EXPANSIONARY monetary policy is still the order of the day in developed economies as central bankers remain at the forefront of the battle to keep recession at bay. With those markets awash with money, bond yields have gone right down and United States government 10-year bonds, for example, are maintaining a yield of below 3%
The search for high yields has lured investors to emerging markets and even to underdeveloped frontier markets. Despite all this activity, Zimbabwe has been unable to raise meaningful amounts of capital on the international bond markets and consequently the economy is starved of liquidity in a world where money is chasing returns.
Examples of investors’ appetite for riskier bonds abound. In this second half of 2013 Russia and South Africa raised US$7 billion and US$2 billion respectively, in bond issues with yields of between 5% and 6%. These investments came despite the fact that investors have increasingly become wary of currency risk in emerging markets. The South African rand, for example, has shed about 19% of its value against the US dollar since the beginning of the year.
It may seem that better developed emerging markets like Russia and South Africa are not a fair comparison to Zimbabwe. But even equally underdeveloped economies are attracting lenders. Last year Zambia raised US$750 million at a yield of 5,6%. In September, a Mozambican state-owned fishing start-up raised US$500 million with the help of international banks.

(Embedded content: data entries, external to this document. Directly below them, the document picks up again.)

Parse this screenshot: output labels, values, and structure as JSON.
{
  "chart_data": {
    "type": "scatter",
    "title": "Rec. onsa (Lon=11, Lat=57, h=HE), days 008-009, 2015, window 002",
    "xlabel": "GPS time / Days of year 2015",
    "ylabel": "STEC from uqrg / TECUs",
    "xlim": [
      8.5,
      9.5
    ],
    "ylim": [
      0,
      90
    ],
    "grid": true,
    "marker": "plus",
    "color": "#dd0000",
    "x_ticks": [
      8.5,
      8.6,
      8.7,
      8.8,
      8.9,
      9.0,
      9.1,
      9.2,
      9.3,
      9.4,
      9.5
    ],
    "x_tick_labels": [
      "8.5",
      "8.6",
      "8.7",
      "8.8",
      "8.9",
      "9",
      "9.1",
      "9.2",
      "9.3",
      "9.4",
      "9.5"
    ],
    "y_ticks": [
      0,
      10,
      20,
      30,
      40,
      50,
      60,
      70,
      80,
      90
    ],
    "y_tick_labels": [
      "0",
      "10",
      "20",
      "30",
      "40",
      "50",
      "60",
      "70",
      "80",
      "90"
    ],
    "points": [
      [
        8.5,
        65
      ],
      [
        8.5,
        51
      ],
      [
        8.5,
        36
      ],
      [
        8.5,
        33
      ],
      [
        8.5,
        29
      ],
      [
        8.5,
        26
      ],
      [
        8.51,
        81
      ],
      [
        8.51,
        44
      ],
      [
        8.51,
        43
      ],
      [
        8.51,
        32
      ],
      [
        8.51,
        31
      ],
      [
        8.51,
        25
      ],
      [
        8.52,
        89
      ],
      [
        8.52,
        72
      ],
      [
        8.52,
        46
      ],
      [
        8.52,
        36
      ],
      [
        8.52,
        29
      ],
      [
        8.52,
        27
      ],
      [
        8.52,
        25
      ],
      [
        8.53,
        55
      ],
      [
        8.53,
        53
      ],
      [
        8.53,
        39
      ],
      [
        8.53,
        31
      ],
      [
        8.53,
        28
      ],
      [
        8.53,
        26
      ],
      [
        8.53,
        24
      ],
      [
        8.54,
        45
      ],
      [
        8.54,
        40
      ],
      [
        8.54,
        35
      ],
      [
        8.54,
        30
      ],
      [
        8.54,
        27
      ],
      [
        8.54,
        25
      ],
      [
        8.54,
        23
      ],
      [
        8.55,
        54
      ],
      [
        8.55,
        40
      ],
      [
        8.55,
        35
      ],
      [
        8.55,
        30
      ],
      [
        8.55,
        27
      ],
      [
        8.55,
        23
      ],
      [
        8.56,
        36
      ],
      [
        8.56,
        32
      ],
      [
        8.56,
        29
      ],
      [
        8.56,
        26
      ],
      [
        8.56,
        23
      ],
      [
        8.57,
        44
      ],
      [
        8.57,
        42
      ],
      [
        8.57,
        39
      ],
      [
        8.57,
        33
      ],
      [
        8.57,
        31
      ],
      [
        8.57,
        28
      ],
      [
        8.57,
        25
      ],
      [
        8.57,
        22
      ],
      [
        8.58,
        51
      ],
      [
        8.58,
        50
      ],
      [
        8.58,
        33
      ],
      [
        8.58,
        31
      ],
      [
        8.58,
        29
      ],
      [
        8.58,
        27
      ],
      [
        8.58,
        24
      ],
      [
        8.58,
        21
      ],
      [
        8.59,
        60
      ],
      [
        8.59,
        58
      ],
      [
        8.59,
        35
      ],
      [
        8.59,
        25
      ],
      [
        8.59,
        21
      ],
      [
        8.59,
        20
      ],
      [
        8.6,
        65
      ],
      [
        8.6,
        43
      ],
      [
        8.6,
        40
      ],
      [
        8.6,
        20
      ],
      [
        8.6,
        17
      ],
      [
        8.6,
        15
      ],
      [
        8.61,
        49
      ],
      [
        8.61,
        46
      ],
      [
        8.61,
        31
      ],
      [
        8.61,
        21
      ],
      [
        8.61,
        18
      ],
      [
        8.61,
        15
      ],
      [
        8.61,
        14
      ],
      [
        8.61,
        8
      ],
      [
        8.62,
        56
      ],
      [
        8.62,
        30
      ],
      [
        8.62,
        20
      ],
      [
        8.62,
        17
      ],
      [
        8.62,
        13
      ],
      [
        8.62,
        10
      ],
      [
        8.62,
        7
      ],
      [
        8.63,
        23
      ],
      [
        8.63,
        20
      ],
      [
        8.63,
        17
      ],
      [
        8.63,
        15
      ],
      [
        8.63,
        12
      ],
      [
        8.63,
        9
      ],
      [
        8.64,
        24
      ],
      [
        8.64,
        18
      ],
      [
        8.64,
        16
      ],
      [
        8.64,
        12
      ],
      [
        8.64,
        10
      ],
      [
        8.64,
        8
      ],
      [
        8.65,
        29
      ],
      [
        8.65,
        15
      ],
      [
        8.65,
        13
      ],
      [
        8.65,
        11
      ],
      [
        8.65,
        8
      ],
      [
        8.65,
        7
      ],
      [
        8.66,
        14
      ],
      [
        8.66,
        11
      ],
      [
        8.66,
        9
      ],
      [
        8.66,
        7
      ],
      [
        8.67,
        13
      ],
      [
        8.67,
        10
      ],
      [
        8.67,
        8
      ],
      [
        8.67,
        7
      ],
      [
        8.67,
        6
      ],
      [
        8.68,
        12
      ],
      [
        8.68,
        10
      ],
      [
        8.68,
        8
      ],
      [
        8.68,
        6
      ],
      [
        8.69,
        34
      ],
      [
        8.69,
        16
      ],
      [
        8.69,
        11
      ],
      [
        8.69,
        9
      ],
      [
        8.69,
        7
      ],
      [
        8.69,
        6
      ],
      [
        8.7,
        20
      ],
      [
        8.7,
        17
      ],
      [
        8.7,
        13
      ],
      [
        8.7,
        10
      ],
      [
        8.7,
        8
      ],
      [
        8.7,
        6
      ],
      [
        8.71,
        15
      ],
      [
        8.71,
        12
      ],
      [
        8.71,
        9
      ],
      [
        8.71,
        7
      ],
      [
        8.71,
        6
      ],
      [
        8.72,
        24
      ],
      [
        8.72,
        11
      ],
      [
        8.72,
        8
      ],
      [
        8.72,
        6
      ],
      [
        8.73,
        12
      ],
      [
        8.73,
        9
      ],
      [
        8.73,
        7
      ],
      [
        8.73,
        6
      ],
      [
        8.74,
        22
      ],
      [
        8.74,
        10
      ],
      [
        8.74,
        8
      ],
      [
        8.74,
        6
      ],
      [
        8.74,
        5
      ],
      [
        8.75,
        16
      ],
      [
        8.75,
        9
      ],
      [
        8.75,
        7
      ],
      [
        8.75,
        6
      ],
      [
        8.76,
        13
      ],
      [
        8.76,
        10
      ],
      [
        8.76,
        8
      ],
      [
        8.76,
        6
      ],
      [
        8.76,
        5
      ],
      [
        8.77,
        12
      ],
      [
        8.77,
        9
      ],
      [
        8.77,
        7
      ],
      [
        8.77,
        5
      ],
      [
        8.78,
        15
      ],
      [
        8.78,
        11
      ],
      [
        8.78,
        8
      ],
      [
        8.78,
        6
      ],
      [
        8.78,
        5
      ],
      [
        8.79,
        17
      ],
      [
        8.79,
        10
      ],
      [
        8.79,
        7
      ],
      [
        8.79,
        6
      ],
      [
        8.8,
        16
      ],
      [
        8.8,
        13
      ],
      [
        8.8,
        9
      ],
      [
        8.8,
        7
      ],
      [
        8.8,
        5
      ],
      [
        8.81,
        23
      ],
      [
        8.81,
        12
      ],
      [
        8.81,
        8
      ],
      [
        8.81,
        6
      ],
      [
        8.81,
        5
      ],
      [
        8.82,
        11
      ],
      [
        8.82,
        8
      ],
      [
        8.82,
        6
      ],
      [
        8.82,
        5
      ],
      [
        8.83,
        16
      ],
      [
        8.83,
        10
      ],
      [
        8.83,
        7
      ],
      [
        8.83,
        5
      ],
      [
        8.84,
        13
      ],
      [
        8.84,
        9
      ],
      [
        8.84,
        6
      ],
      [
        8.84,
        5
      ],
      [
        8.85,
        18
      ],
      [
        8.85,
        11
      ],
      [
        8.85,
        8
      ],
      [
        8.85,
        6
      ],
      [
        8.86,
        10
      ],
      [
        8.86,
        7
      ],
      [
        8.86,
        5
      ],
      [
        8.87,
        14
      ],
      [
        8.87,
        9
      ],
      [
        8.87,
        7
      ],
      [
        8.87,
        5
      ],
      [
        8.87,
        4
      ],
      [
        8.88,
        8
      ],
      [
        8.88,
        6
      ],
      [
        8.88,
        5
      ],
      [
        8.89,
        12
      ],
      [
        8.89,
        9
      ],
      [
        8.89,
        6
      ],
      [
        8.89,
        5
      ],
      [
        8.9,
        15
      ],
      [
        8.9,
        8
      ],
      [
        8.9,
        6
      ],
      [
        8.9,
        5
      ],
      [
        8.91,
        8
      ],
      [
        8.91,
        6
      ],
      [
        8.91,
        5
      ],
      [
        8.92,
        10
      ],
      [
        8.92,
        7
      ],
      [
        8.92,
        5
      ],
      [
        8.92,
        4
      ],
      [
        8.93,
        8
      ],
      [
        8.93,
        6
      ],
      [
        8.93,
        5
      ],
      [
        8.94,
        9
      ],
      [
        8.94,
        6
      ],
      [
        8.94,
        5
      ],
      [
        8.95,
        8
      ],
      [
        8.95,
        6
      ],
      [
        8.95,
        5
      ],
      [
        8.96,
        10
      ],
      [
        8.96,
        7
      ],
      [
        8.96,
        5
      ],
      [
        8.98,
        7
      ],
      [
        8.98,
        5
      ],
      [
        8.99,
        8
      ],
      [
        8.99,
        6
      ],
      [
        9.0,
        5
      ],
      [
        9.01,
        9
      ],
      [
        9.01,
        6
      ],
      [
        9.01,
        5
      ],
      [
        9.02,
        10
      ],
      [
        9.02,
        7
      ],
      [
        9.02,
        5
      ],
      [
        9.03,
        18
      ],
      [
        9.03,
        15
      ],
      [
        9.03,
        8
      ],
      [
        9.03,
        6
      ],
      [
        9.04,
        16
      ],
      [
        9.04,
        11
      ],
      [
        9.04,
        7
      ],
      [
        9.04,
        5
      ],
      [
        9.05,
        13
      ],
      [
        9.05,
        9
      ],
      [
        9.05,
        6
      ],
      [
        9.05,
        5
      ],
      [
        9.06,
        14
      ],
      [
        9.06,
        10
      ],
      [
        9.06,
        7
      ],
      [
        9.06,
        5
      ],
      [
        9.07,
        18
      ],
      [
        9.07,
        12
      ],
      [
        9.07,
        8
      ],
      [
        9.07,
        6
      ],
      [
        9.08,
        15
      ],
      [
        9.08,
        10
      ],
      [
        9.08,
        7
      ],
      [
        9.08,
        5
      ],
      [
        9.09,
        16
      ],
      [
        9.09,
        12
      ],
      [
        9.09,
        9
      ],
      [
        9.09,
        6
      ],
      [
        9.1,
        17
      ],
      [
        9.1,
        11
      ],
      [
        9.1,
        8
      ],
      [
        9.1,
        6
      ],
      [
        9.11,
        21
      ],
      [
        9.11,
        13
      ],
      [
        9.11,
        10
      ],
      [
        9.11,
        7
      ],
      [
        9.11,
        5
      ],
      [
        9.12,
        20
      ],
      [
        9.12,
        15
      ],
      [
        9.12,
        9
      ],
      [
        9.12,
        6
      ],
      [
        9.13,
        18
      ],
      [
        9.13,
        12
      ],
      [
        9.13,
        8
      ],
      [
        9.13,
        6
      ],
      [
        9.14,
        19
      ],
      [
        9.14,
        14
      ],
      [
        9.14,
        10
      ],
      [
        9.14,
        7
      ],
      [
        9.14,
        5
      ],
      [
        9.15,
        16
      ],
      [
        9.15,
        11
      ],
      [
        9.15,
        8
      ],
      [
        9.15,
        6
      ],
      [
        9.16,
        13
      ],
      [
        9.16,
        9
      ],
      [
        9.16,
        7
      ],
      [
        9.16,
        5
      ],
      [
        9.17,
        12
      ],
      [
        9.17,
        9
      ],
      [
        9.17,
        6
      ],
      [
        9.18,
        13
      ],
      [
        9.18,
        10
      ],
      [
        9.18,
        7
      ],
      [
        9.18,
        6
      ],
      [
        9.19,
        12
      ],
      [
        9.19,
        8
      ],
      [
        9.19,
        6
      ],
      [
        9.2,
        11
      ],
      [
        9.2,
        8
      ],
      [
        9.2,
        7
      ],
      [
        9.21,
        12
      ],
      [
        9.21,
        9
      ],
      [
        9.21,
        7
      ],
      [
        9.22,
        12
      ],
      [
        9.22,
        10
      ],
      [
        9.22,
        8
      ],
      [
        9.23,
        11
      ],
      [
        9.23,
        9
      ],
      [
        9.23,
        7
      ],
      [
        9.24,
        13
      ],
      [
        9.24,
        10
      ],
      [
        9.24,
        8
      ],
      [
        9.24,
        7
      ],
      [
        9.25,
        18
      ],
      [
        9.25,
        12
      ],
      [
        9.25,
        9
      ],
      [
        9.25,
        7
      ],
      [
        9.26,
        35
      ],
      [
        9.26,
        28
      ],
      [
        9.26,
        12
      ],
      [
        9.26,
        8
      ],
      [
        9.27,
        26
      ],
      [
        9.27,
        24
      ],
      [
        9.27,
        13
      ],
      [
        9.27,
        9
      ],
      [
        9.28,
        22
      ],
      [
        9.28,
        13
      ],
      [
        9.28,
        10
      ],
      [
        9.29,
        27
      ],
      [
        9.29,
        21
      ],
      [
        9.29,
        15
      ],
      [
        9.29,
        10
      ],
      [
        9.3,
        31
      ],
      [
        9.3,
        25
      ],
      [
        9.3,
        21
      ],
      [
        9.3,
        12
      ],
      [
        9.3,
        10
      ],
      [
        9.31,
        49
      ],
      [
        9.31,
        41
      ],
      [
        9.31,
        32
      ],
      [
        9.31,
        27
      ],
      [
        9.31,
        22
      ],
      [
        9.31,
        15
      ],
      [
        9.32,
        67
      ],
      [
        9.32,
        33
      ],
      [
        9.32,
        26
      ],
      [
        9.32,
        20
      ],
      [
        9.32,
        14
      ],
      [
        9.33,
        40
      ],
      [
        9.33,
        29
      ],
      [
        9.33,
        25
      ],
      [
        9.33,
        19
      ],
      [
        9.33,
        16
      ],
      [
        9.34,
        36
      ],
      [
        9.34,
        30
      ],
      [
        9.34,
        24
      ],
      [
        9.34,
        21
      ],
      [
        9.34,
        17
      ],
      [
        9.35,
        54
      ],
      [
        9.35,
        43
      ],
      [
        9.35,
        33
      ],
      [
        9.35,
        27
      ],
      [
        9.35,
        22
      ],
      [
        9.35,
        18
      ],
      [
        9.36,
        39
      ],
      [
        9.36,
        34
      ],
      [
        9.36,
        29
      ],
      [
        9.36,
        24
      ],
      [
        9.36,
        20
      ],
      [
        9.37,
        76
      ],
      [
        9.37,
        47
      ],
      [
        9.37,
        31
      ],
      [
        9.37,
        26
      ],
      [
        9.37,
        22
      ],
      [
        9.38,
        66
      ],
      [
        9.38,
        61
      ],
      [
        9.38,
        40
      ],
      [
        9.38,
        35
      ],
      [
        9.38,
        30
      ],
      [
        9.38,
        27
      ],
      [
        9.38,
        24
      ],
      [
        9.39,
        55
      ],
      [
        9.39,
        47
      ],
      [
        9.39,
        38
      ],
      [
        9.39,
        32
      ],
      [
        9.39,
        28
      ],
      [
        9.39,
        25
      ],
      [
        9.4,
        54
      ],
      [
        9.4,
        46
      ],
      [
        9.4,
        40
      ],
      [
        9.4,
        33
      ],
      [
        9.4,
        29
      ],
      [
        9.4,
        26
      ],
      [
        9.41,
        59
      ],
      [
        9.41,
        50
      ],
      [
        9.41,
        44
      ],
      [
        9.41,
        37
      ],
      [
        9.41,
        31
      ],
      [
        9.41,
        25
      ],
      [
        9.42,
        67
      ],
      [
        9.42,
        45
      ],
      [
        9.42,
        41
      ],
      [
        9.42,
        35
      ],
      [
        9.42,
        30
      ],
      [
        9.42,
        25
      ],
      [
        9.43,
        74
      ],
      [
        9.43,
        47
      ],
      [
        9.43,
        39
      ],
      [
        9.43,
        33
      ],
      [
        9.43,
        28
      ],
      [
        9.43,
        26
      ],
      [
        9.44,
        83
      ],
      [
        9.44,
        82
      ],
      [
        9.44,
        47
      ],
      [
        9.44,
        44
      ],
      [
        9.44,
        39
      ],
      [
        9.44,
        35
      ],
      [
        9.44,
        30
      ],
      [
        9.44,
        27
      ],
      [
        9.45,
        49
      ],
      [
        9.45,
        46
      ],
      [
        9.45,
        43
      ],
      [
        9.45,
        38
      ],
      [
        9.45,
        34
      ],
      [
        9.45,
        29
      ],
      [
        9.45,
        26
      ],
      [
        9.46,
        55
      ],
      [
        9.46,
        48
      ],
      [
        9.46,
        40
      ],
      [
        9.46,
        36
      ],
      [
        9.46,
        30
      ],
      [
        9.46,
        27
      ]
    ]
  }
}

In April, Rwanda raised US$400 million through a dollar-denominated bond with a yield of just less than 7%. Tanzania raised US$1 billion in April. Kenya and Nigeria have between them raised even larger amounts and are the leading destinations for investors in African frontier market bonds.
Zimbabwe is glaringly missing from this list of small aid-dependant and underdeveloped economies that have managed to defy odds and attract investors who are hungry for returns in what has now been termed a “dash for trash”, referring to the stampede for junk bonds.
Potentially profitable projects are not in short supply. For years, Zimbabwe’s potential to generate electricity in excess of its needs has been touted. Hwange coalfields apparently have enough proven coal reserves to sustain power generation for Zimbabwe and its neighbours for 50 more years. Gas fields in Lupane reportedly have equally exciting prospects.Advertisement
Various mining and infrastructure development projects could use the capital. Surely, most of these projects have a more sound business case than the tuna fishing project in Mozambique that managed to raise US$500 million a few weeks after its inception! Why, with all this potential has Zimbabwe failed to attract even those investors who seem to be willing to take on higher risk? The key seems to be Zimbabwe’s standing with the International Monetary Fund (IMF). Without the IMF’s stamp of approval, most investors will continue to shy away from Zimbabwe.
This is especially true for sovereign debt issues where even a government guarantee would not be good enough. If the country were to implement the measures required by the IMF towards mending the economy, raising debt capital would be much easier. Recent reports suggest that the country is making token payments of just US$150,000 towards settlement of its total bill of about US$11 billion.
Zimbabwe agreed to engage in the IMF’s Staff Monitored Programme which seeks to make various changes which would place the country on a sound financial footing and enable it to service its existing debts. Changes that the country is required to make include passing a 2014 budget that has expenditure in line with revenues, increasing financial sector stability, implementing structural fiscal reforms and improving relations with external creditors.
Essentially, the government is being called upon to make concessions on various unwise policy decisions. The ball is now in the country’s court and whether Zimbabwe will also be able to raise much-needed capital depends on the extent to which the IMF’s requirements are met. Without that, the country remains uncredit-worthy even in the eyes of the bravest of lenders out there.
Perhaps a consolation for most observers is that it is good not to increase the country’s indebtedness. Experience here and elsewhere suggests that windfalls from debt issues are often misappropriated or misused and debt ends up being defaulted on or refinanced with further borrowings. Rather than temporarily enjoying the benefits of being able to borrow, Zimbabwe is better off living within its means.
This romanticised view sounds very noble, but the reality is that the economy is in limbo and debt financing is urgently needed. “Tight liquidity” is the buzz-phrase in most business circles. Raising money from international bond markets seems one of the only viable ways to get out of this quagmire.
Yet Zimbabwe is still perceived as not being creditworthy by bond investors. It remains to be seen whether the country will make the tough policy choices needed, appease the IMF and get the ball rolling before it is too late.